I’ve heard many spoiled-brat Americans whine because public prayer isn’t allowed in school.
That Jesus even commanded people to pray alone in private (Mathew 6:6) is beside the point. The point is, this is the USA, and Thomas Jefferson said, “No man shall be compelled to frequent or support any religious worship, place, or ministry whatsoever.” You’re preaching to the choir, Thomas. Whatsoever! Amen, brother. We’ve all read what our founding daddy said. Any spoiled brat who doesn’t like separation of church and state is free to pack their bags and find another country.
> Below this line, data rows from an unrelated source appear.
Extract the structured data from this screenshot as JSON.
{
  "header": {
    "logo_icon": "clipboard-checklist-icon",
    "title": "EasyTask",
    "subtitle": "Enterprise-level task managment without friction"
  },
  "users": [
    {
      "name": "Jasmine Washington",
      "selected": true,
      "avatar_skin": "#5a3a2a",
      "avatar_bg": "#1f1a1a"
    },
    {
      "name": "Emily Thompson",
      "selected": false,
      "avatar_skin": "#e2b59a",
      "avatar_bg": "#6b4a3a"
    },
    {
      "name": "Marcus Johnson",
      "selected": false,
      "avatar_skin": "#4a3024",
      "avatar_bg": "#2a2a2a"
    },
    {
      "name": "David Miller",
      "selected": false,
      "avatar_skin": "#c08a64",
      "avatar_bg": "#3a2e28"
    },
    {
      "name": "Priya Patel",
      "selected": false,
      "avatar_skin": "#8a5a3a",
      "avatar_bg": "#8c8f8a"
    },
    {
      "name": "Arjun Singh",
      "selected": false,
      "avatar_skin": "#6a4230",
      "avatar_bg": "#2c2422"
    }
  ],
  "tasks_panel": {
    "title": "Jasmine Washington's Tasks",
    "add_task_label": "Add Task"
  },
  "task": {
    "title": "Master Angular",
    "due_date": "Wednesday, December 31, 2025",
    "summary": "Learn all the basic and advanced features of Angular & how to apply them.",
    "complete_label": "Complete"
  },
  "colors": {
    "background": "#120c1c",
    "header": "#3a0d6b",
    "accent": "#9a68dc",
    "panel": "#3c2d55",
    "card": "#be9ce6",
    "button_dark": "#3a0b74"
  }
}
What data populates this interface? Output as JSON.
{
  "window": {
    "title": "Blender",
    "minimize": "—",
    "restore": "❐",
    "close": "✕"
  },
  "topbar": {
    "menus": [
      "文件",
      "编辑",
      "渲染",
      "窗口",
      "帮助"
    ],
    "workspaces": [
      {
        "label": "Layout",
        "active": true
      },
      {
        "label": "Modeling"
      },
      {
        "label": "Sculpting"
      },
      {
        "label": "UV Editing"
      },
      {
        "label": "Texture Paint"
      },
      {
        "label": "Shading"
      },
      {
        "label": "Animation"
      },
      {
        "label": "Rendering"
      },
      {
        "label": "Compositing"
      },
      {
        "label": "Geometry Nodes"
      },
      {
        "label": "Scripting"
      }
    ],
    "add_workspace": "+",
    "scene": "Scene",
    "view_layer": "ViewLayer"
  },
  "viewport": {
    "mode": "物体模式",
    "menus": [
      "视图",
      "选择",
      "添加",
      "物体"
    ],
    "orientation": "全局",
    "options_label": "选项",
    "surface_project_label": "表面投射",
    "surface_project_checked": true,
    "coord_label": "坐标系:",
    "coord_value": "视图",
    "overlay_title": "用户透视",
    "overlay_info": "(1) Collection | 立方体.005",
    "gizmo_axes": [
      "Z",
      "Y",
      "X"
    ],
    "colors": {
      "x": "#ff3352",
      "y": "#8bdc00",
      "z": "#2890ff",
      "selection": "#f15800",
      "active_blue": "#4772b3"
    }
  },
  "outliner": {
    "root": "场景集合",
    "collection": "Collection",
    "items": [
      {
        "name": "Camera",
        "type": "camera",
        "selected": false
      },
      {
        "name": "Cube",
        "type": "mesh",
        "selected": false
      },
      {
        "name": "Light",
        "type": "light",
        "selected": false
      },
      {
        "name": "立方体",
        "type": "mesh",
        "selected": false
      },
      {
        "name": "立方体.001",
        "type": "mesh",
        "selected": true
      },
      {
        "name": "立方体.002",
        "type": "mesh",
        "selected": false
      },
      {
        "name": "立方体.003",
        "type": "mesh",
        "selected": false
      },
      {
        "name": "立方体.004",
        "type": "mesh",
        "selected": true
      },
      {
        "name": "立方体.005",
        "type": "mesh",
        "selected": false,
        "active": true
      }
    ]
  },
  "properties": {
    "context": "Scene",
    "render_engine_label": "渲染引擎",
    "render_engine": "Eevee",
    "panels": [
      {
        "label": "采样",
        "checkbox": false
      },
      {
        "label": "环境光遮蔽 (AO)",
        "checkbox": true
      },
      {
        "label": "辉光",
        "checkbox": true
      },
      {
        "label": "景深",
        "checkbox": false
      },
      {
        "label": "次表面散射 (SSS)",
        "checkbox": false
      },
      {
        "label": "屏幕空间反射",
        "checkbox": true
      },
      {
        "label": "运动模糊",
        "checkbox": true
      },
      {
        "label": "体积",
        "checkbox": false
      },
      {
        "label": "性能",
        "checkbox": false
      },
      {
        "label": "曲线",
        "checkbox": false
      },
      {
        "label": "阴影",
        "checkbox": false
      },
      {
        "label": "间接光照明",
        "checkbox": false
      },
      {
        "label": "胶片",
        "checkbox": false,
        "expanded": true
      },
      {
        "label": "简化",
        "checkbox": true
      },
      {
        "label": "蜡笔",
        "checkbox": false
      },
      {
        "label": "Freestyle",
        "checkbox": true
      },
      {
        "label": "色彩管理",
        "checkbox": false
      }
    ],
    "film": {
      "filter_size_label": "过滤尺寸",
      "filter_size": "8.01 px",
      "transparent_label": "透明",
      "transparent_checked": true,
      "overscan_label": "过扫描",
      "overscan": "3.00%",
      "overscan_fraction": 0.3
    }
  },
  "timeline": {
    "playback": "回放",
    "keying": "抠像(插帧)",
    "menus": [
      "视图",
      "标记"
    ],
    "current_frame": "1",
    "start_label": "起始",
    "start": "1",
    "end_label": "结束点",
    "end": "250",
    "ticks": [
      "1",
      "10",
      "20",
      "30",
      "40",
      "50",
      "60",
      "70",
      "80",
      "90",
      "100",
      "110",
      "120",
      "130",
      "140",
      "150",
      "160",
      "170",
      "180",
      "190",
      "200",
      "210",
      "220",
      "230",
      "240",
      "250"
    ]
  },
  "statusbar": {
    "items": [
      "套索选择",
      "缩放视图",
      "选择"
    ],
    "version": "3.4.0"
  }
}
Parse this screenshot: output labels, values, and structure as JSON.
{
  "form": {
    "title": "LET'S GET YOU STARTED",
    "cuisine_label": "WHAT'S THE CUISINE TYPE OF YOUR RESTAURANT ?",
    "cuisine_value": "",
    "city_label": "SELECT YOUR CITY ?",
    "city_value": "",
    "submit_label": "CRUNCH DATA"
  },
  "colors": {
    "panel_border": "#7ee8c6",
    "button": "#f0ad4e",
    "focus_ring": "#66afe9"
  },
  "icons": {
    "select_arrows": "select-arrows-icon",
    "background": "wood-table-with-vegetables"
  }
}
In the mean time, spoiled-brat public prayer crusaders need to sit back, cool their jets, and count their American blessings.
The Biggest Spoiled Brat of All
President Bush keeps whining because, in America, tax cuts for the rich aren’t permanent.
Bush whines because in America, a person can’t automatically get another $100 billion to fight an illegal war.
Bush whines because torture isn’t allowed in the USA.
Bush whines because America requires habeas corpus, a right guaranteed by the constitution he swore to uphold.
Bush whines because in America, carelessly using nuclear bunker busters infringes other people’s rights.
Bush whines. Spoiled brat. Shut up, sit back, and be thankful.
Stop Being an Obnoxious American
I echo Craig R. Smith’s call for spoiled-brat Americans to give the whining a break. To help alleviate whining, Smith advocates several actions (which I’ve expounded upon…)
First, stop buying the negative venom you are fed everyday (especially by the White House, along with Rush Limbaugh, Bill O’Reilly, Ann Coulter, Sean Hannity, Tucker Carlson, Matt Drudge, and Robert Novak. You see, under the microscope, the so-called “liberal media” is composed of right wing nut jobs—nut jobs who regularly whine about the media being liberal. Go figure…)
Shut off the TV (especially when the President breaks into Prime Time to boost his poll numbers…)
Burn Newsweek (and The National Review…) and use the New York Times for the bottom of your bird cage (and housebreak your puppy on the New York Post…)
Then start being grateful for all we have as a country. There is exponentially more good than bad.
Yes, we Americans have been bequeathed a noble heritage that’s safeguarded by the amazing Constitution of the United States. Let us pray that, despite President Bush’s attempts to quash those liberties, we may hand it down unsullied to our children and theirs.